While reading some reviews of the service online, I came across many examples of experiences that articulated something similar to a quote from a YouTube review from last year.
The first plan I purchased was the 30 day plan. In total I think it cost me $180-185, but I got about $150 back.
That is not the secret to success for cloud hash buyers, and those with small cloud hash plans may be better off simply buying BTC directly rather than betting on mining earnings. It seems somewhat clear that selling the company’s hashrate is a more profitable business than actually mining it with machines. With that in mind, it makes sense for Bitdeer to maintain more of its own mining capabilities if it were to aggressively expand the size of his BTC treasury. But that doesn’t seem to be the case.
Bitdeer has a real cryptocurrency trove to speak of, despite its cloud hash business appearing to be more profitable, and even though it keeps a lot of its own capacity for self-mining. is not. Since the end of 2022, the firm’s crypto holdings have more than doubled, but that doubling comes from a low starting point.
The balance sheet has a huge cash reserve of $173.9 million. The company has just $4.5 million in crypto assets, but to my knowledge, the breakdown of those holdings was not included in the Q1 report. The company’s prospectus previously had a hefty allocation to Filecoin (FIL-USD), which was recently designated an unregistered security in the SEC lawsuit against Binance.
Meanwhile, the company has total debt of $315 million. Most of that is deferred revenue.
Share buyback plan
June 16th, bitdia announced The $1 million share repurchase program is in effect through September 15, 2019. The reaction to the announcement was strong, with the company’s stock price rising from $7.56 on June 15 to $11.41 the following day. Given the company’s market capitalization of $841 million as of Wednesday, this is a fairly positive response to such a small share buyback deal, perhaps making BTDR the smallest in the sector. It is thought that this is due to holding one of the free float stocks.

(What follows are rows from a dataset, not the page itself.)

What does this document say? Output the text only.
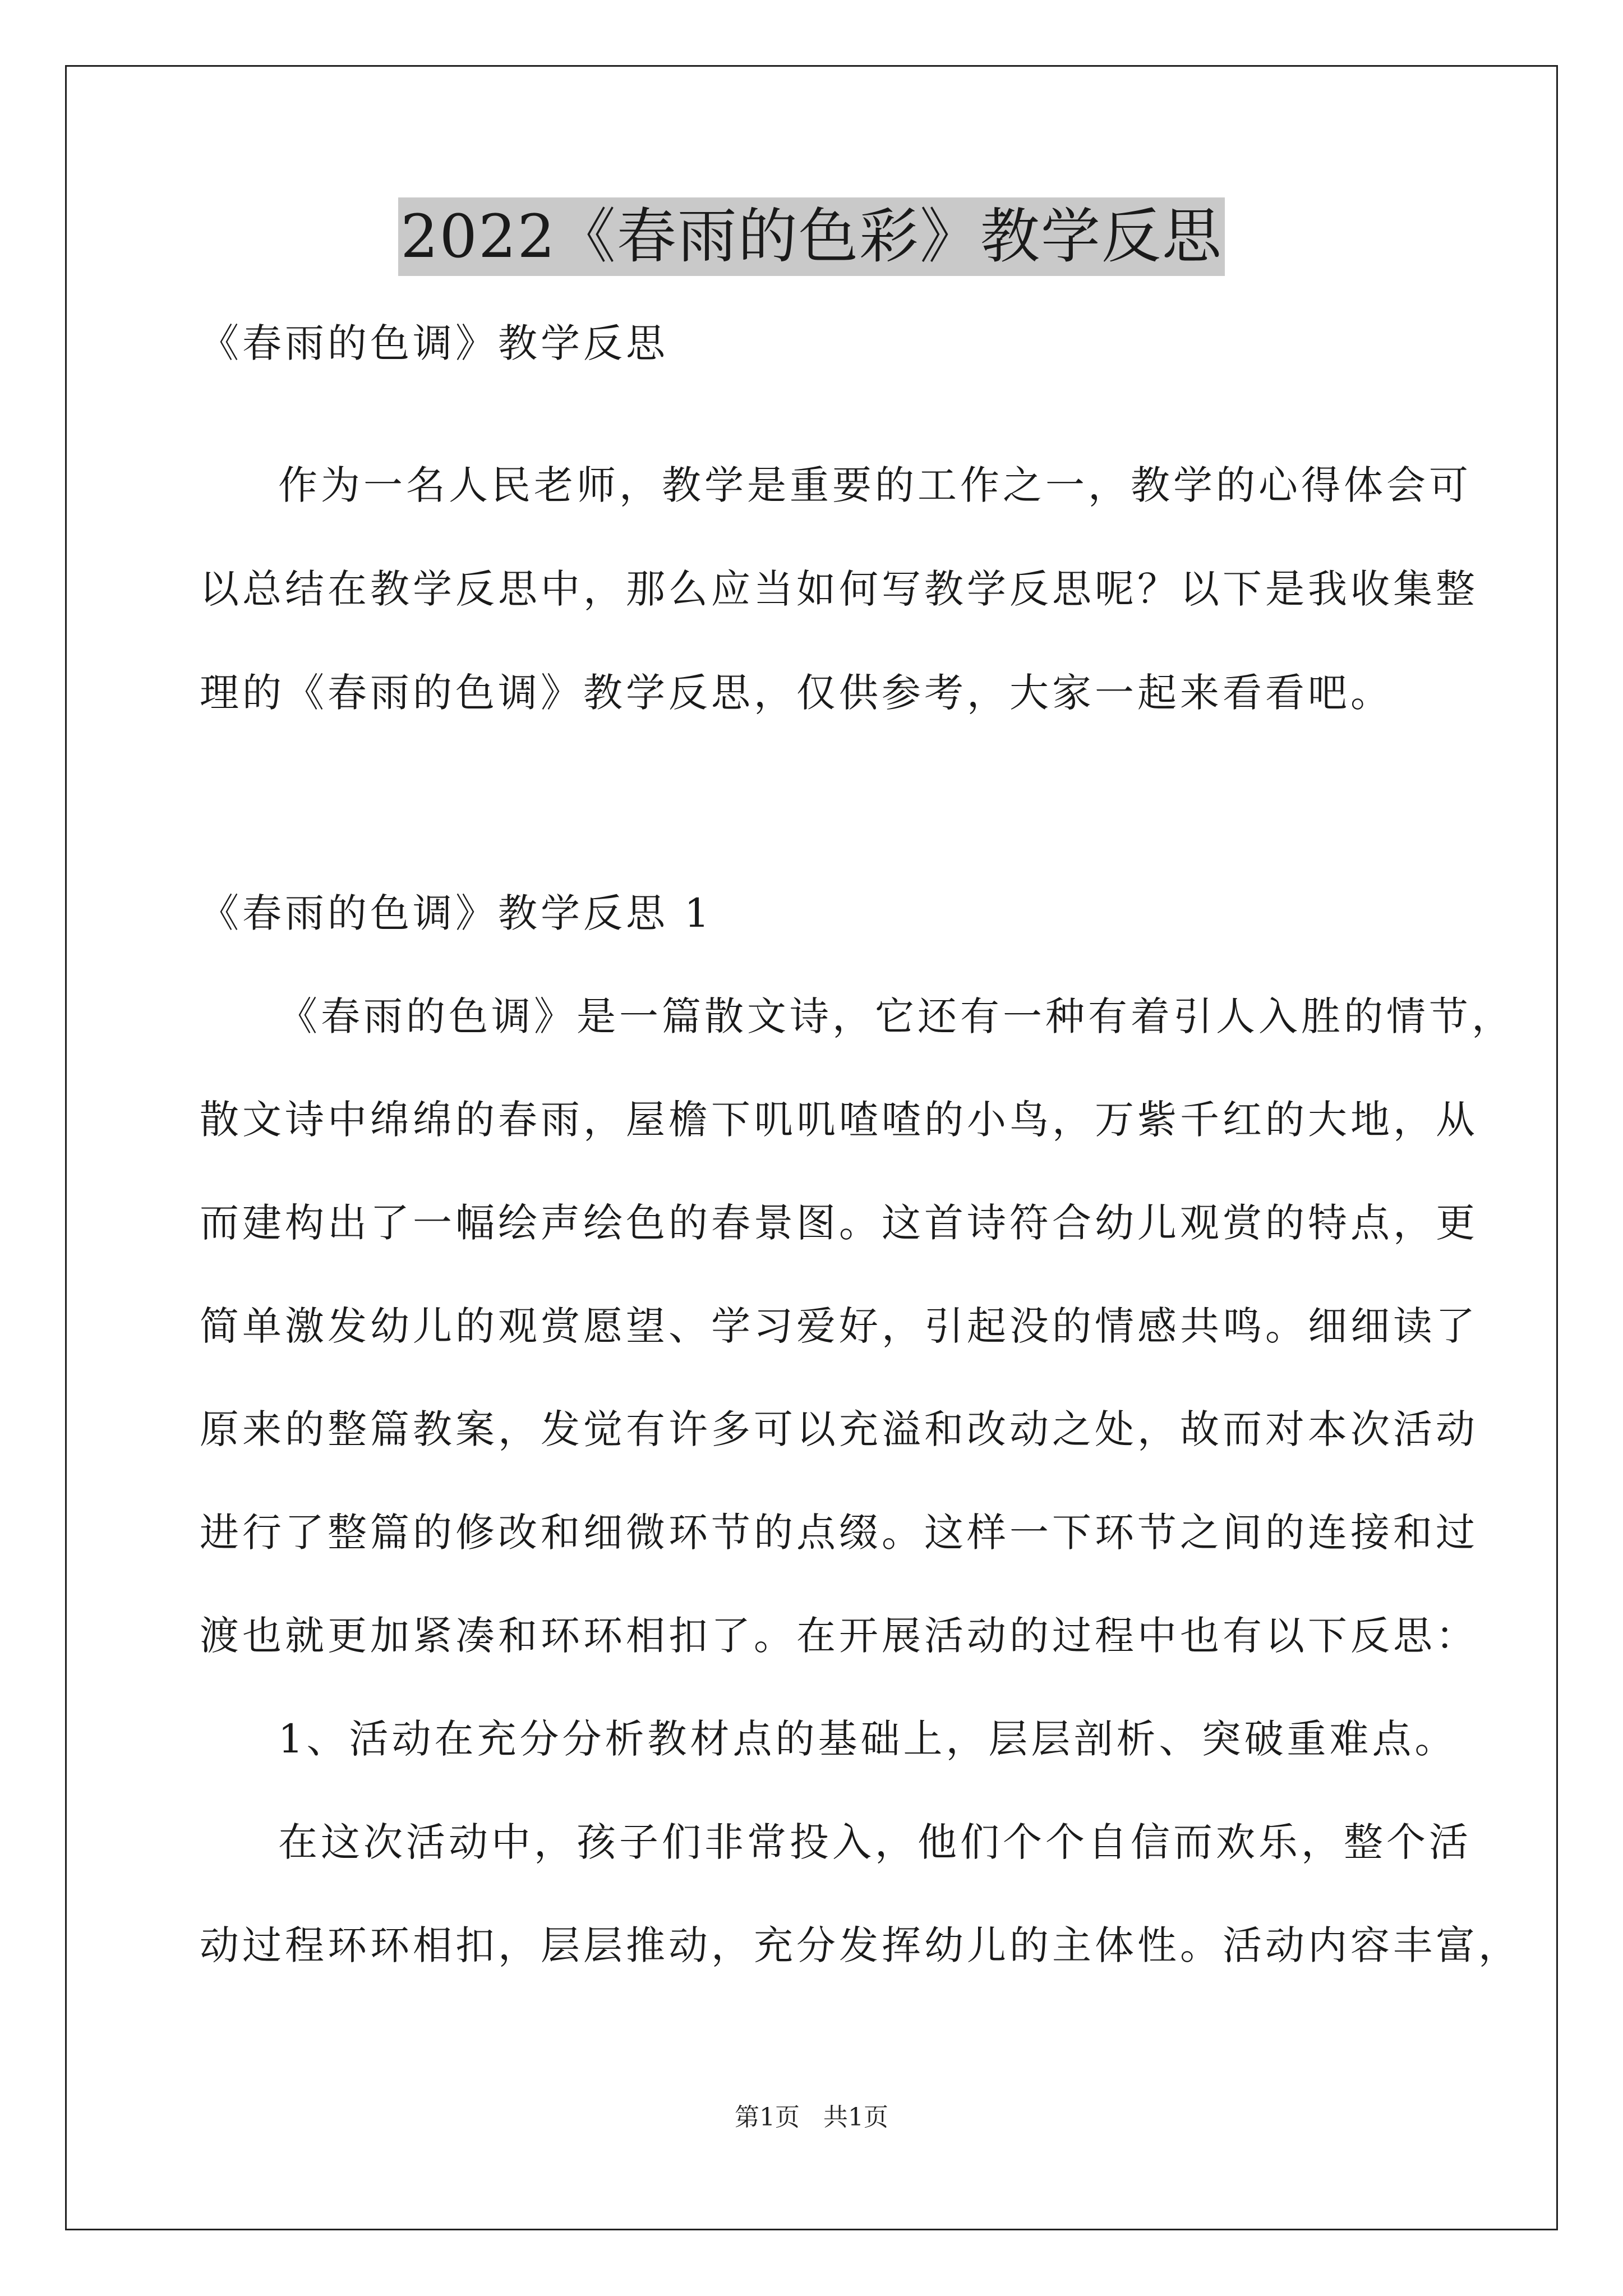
2022《春雨的色彩》教学反思
《春雨的色调》教学反思
作为一名人民老师，教学是重要的工作之一，教学的心得体会可
以总结在教学反思中，那么应当如何写教学反思呢？以下是我收集整
理的《春雨的色调》教学反思，仅供参考，大家一起来看看吧。
《春雨的色调》教学反思 1
《春雨的色调》是一篇散文诗，它还有一种有着引人入胜的情节，
散文诗中绵绵的春雨，屋檐下叽叽喳喳的小鸟，万紫千红的大地，从
而建构出了一幅绘声绘色的春景图。这首诗符合幼儿观赏的特点，更
简单激发幼儿的观赏愿望、学习爱好，引起没的情感共鸣。细细读了
原来的整篇教案，发觉有许多可以充溢和改动之处，故而对本次活动
进行了整篇的修改和细微环节的点缀。这样一下环节之间的连接和过
渡也就更加紧凑和环环相扣了。在开展活动的过程中也有以下反思：
1、活动在充分分析教材点的基础上，层层剖析、突破重难点。
在这次活动中，孩子们非常投入，他们个个自信而欢乐，整个活
动过程环环相扣，层层推动，充分发挥幼儿的主体性。活动内容丰富，
第1页 共1页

|Number of issued shares||111.29M||178.16M||169.97 million||221.28 million||248.94 million||112.69M|
|insider stock||84.16 million||8.33 million||989.05K||1.47 million||5.74 million||4.85 million|
Source: Seeking Alpha
With only 24.4% free float, BTDR stocks can be more volatile than many other BTC mining stocks. For example, consider his 50% intraday price movement on June 16 after the buyback plan announcement. The move was made at a trading volume of just 712,000 shares, or 2.6% of float and 0.6% of shares outstanding. By comparison, RIOT typically trades between 10-15% of outstanding shares in a regular session.
Additionally, the idea of the company buying back its own shares at this time is somewhat disconcerting. If BTDR stock were trading well below book value, or had a meaningful level of positive earnings that the market didn’t respect, I think I would understand it more. Neither seems to apply here.
Points for investors
Bitdeer is a fairly unique mining business in the public equity market, as it splits fairly well-balanced revenue from several different streams. The company holds a large amount of insider stock, and management is believed to be encouraging the stock to go higher. However, it is questionable how sustainable the cloud hash rate business will be in the long term. Cloud hashing appears to be more profitable by leveraging the company’s own hash rate, but at the expense of Bitdeer’s customers. I think this segment shows he’s down more than 50% since last year.
The churn in this category is not unexpected given the vastly different Bitcoin sentiment from early 2022 to early 2023. If the price of Bitcoin rises further and retail bitcoiners try to get back into mining activity, Crowdhash’s earnings could rebound. . There is some debate about selling shovels in Gold Rush. Given the potential volatility with this low float stock name, I’m not sure he’ll follow BTDR stocks as an investment.